I have solved all of them. The induction part is trivial. For (i), $a^n \ge 1+(n-1)a \rightarrow \infty$ if $a>0$. When $|a|<1$, there exists some number $M$ such that $(\frac{1}{a})^n \ge 1+(n-1) \frac{1}{a} > \frac{1}{\epsilon}$ when $n \ge M$. Therefore we have shown that $a^n < \epsilon$.
For ii), we have $n \rightarrow \infty$ and $a^n \rightarrow 0$. I use L’Hopital’s theorem to show that $\lim_{n \rightarrow \infty} na^n = \lim_{n \rightarrow \infty} \frac{n}{a^{-n}}= \lim_{n \rightarrow \infty} (- \frac{1}{n})a^{n+1} = 0 $.
I got stuck in iii).
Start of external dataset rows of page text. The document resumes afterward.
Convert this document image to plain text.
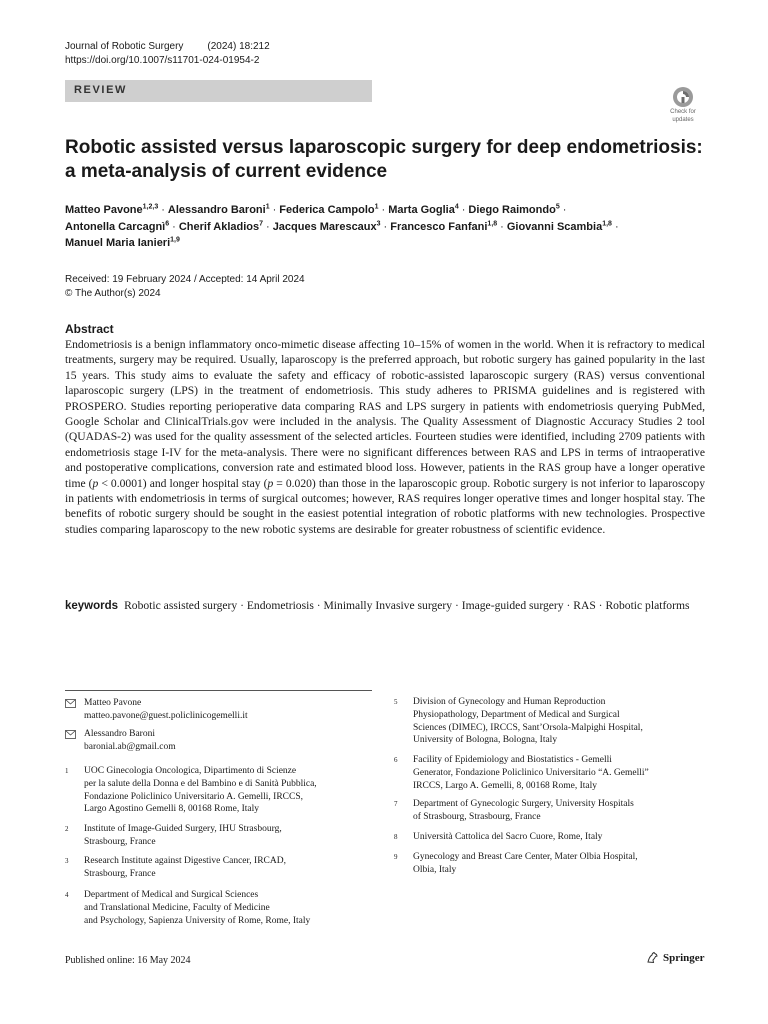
Journal of Robotic Surgery (2024) 18:212
https://doi.org/10.1007/s11701-024-01954-2
REVIEW
Check for
updates
Robotic assisted versus laparoscopic surgery for deep endometriosis:
a meta-analysis of current evidence
Matteo Pavone$^{1,2,3}$ · Alessandro Baroni$^1$ · Federica Campolo$^1$ · Marta Goglia$^4$ · Diego Raimondo$^5$ ·
Antonella Carcagnì$^6$ · Cherif Akladios$^7$ · Jacques Marescaux$^3$ · Francesco Fanfani$^{1,8}$ · Giovanni Scambia$^{1,8}$ ·
Manuel Maria Ianieri$^{1,9}$
Received: 19 February 2024 / Accepted: 14 April 2024
© The Author(s) 2024
Abstract

Endometriosis is a benign inflammatory onco-mimetic disease affecting 10–15% of women in the world. When it is refractory to medical treatments, surgery may be required. Usually, laparoscopy is the preferred approach, but robotic surgery has gained popularity in the last 15 years. This study aims to evaluate the safety and efficacy of robotic-assisted laparoscopic surgery (RAS) versus conventional laparoscopic surgery (LPS) in the treatment of endometriosis. This study adheres to PRISMA guidelines and is registered with PROSPERO. Studies reporting perioperative data comparing RAS and LPS surgery in patients with endometriosis querying PubMed, Google Scholar and ClinicalTrials.gov were included in the analysis. The Quality Assessment of Diagnostic Accuracy Studies 2 tool (QUADAS-2) was used for the quality assessment of the selected articles. Fourteen studies were identified, including 2709 patients with endometriosis stage I-IV for the meta-analysis. There were no significant differences between RAS and LPS in terms of intraoperative and postoperative complications, conversion rate and estimated blood loss. However, patients in the RAS group have a longer operative time (p < 0.0001) and longer hospital stay (p = 0.020) than those in the laparoscopic group. Robotic surgery is not inferior to laparoscopy in patients with endometriosis in terms of surgical outcomes; however, RAS requires longer operative times and longer hospital stay. The benefits of robotic surgery should be sought in the easiest potential integration of robotic platforms with new technologies. Prospective studies comparing laparoscopy to the new robotic systems are desirable for greater robustness of scientific evidence.

keywords Robotic assisted surgery · Endometriosis · Minimally Invasive surgery · Image-guided surgery · RAS · Robotic platforms
Matteo Pavone
matteo.pavone@guest.policlinicogemelli.it
Alessandro Baroni
baronial.ab@gmail.com
1 UOC Ginecologia Oncologica, Dipartimento di Scienze
per la salute della Donna e del Bambino e di Sanità Pubblica,
Fondazione Policlinico Universitario A. Gemelli, IRCCS,
Largo Agostino Gemelli 8, 00168 Rome, Italy
2 Institute of Image-Guided Surgery, IHU Strasbourg,
Strasbourg, France
3 Research Institute against Digestive Cancer, IRCAD,
Strasbourg, France
4 Department of Medical and Surgical Sciences
and Translational Medicine, Faculty of Medicine
and Psychology, Sapienza University of Rome, Rome, Italy
5 Division of Gynecology and Human Reproduction
Physiopathology, Department of Medical and Surgical
Sciences (DIMEC), IRCCS, Sant’Orsola-Malpighi Hospital,
University of Bologna, Bologna, Italy
6 Facility of Epidemiology and Biostatistics - Gemelli
Generator, Fondazione Policlinico Universitario “A. Gemelli”
IRCCS, Largo A. Gemelli, 8, 00168 Rome, Italy
7 Department of Gynecologic Surgery, University Hospitals
of Strasbourg, Strasbourg, France
8 Università Cattolica del Sacro Cuore, Rome, Italy
9 Gynecology and Breast Care Center, Mater Olbia Hospital,
Olbia, Italy
Published online: 16 May 2024	Springer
I just stated that $ \sum_{n=0}^{\infty} \frac{a^n}{n!} =exp(a) $ is convergent and thus the sequence converges to zero. But obviously there must be some proof with Bernoulli’s inequality. Any other proofs that use Bernoulli’s inequality are welcome.
Probably my answer is not the desired one for the OP, where I use i) to prove iii), but I think this maybe the intention of the writer of the problem set.
Let $N=[a]$ be the largest integer such that $N\leq a$, then for sufficiently large $n$, we have $$\frac{a^n}{n!}=\frac{a^N}{N!}\frac{a^{n-N}}{(N+1)\cdots n}\leq \frac{a^N}{N!}\frac{a^{n-N}}{(N+1)^{n-N}}=\frac{(N+1)^N}{N!}\left(\frac{a}{N+1}\right)^n\to0,$$ using $\left|\frac{a}{N+1}\right|<1$ and the second part of i).